To this end, we’ve found the following questions helpful to prompt new thinking about how the organization can best leverage leadership development offerings:
- What approaches can you use to get even better results from your programs?
- Is the format, modality, timing, and length of your program still right, right now? Is the balance between group/level cohorts balanced by personalized/individual needs?
- How has our workforce changed? Any hybrid or remote changes? Reorganizations? Acquisitions? What is the impact of these changes on your leadership programs?
- How can you meet the growing hunger and demand for more leadership development offerings? Are there different funding models to contemplate?
- What leadership capabilities are most critical right now? Given how much has changed, have you recently assessed leadership needs and gaps?
- What methods can you introduce to ensure learning is sustained and applied? How do you increase the relevance of our programs to business leaders? Are you closely connected to what they need?
- How will we promote the impact of our programs to ensure continuous investment?
Second, with the ground constantly shifting under our feet, we need to better understand the evolving future of Leadership Development.
In our own research at FlashPoint, we believe there are additional more nuanced (harder to develop, more layered) skills that leaders need to develop to succeed. For example, curiosity, empathy, self-awareness, and more. And, as leadership development specialists, we need to be creative in how we go about developing these skills in our leaders.
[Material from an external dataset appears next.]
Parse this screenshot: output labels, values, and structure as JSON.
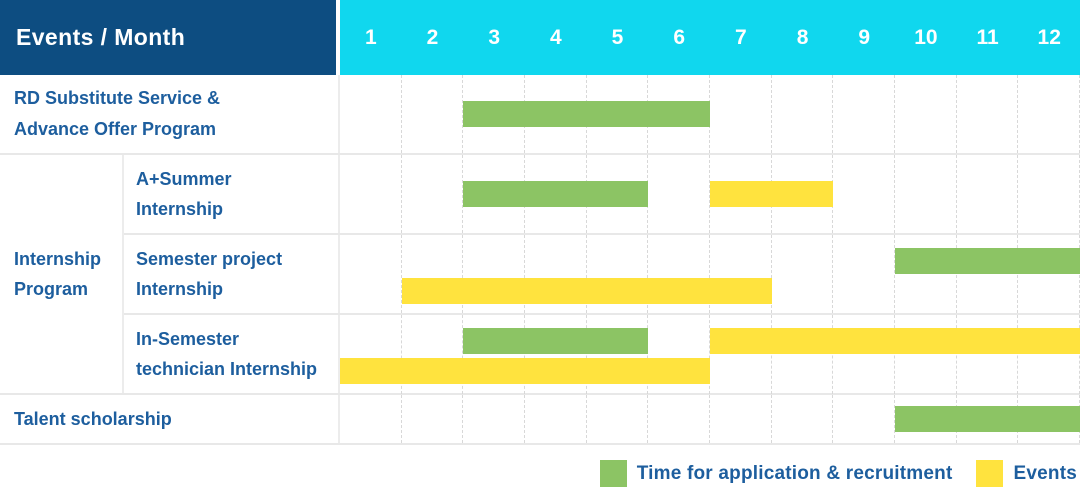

It’s not about throwing out the leadership playbook. We are working, alongside our client partners, to innovate new programs in the future, but rapidly enough to meet the numerous needs across organizations that leaders are facing right now. By being open and curious, instead of proscriptive, we can find out what the organization wants to see improved, how they define the barriers, what their vision is for the next year, and so on.
As practitioners in leadership development, we have an incredible opportunity to co-create the plan for how business leaders and other stakeholders can get better outcomes. We can drive deeper partnerships with the business to ensure relevancy and alignment. It is an iterative process.
While the path toward building leadership capability with high returns has its challenges—commitment can waver, the short-term gain can win out over the long-term interest, and fear can overcome our willingness to take risks—our job as leadership development practitioners is to make the journey feel as effortless as possible. We can be the humble, curious, and strategic guide who partners with the business to keep making improvements to how we develop leaders at the organization.
In keeping with the spirit of our First Lady’s words, I know these ideas are not the only method, but I hope you find these guideposts helpful in thinking about how to address the "magic solution" question with your stakeholders.